Businesses know that satisfying customers is the key to success. They know they need top customer experience tools to achieve this. So why are satisfaction rates going down?

The latest survey from the American Customer Satisfaction Index should serve as a wake-up call. “U.S. overall customer satisfaction has dropped for three consecutive quarters,” the group found. It sits at 77%, “which is roughly the same level it was 12 years ago.”

When you look at the big picture, things don’t get much better. “To put it bluntly, at least at a national level, the ACSI hasn’t really budged much in over a quarter century, despite all the investments that companies have been made in quality management, big data, predictive analytics, self-service tools, voice of the customer programs, and, more recently, AI technology,” Jon Picoult, founder and principal of Watermark Consulting, told Customer Experience Dive.

Certainly, with increasing competition in many fields and rising consumer expectations, one could interpret relatively static satisfaction rates as something of a win. But with the massive sums of money businesses are putting into CX, a lack of improvement should be seen as unacceptable.

The global customer experience management market was valued at $19 billion last year and is expected to go up by $3 billion this year, according to a new report from Fortune Business Insights. Then, it’s “projected to grow from USD 22.35 billion in 2025 to USD 68.24 billion by 2032, exhibiting a CAGR (compound annual growth rate) of 17.3% during the forecast period.”
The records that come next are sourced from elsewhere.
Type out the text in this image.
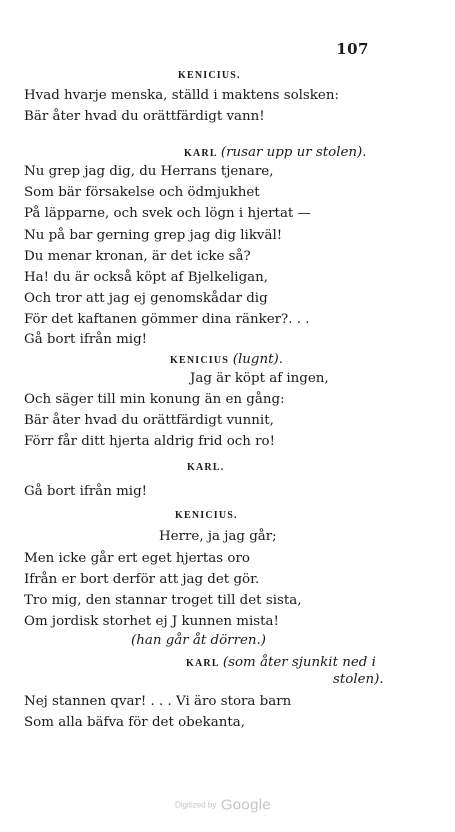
107
KENICIUS.
Hvad hvarje menska, ställd i maktens solsken:
Bär åter hvad du orättfärdigt vann!
KARL (rusar upp ur stolen).
Nu grep jag dig, du Herrans tjenare,
Som bär försakelse och ödmjukhet
På läpparne, och svek och lögn i hjertat —
Nu på bar gerning grep jag dig likväl!
Du menar kronan, är det icke så?
Ha! du är också köpt af Bjelkeligan,
Och tror att jag ej genomskådar dig
För det kaftanen gömmer dina ränker?. . .
Gå bort ifrån mig!
KENICIUS (lugnt).
Jag är köpt af ingen,
Och säger till min konung än en gång:
Bär åter hvad du orättfärdigt vunnit,
Förr får ditt hjerta aldrig frid och ro!
KARL.
Gå bort ifrån mig!
KENICIUS.
Herre, ja jag går;
Men icke går ert eget hjertas oro
Ifrån er bort derför att jag det gör.
Tro mig, den stannar troget till det sista,
Om jordisk storhet ej J kunnen mista!
(han går åt dörren.)
KARL (som åter sjunkit ned i
stolen).
Nej stannen qvar! . . . Vi äro stora barn
Som alla bäfva för det obekanta,
Digitized by Google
To dig into the minds of consumers, marketing researchers at Rice University and the University of Miami surveyed more than 3,000 people. Through qualitative research and quantitative analysis, they explored what customers value most across 18 industries. What they found offers a crucial lesson for every business looking to improve customer satisfaction — in other words, every business.

“Though most enterprises claim to be ‘customer-focused’ or ‘customer-centric,’ few actually are,” professors Vikas Mittal and Michael Tsiros wrote.”A major impediment is their inability to identify and rank order customer value drivers. For example, customers in one sector may derive more value from quality than price, whereas customers in another sector may value access to services more than quality.”

However, research shows that executives are bad at ranking value drivers. In most studies, executives’ and customers’ rankings of the drivers are virtually uncorrelated.”

Fortunately, I know this from experience: “scientifically valid and credible” research is now available like never before.

Why UCXM is a game changer

Decision makers need intelligible, actionable data at all times. With information about customers, their industry at large, and the marketplace all coming together, they should be empowered with key insights to vastly improve the customer experience.

This is why today, the top customer experience tools for improving customer satisfaction are unified customer experience management (UCXM) platforms. Powered by AI, this kind of technology processes real-time information about customer interactions across every channel. All parts of the company, including those doing and analyzing research, add their findings into the same unified system. The large language models (LLMs) in these tools understand industry-specific terminology to provide clarity at all times.

With UCXM platforms, businesses are no longer in the dark. They see how to deliver the best customer experience for each segment and each individual. Better experiences lead to satisfied customers, which lead to more referrals. Without CX improvement, customers are all too happy to walk away. (Customer loyalty isn’t what it used to be.)

As the world becomes more commoditized, more products and services look alike. The most lasting form of differentiation is experience — from the pre-purchase stage all the way through the life cycle of the customer. So it’s time to end guesswork, and focus on trustworthy, complete, robust data. The companies that fail to do this will fall behind — and may even go extinct.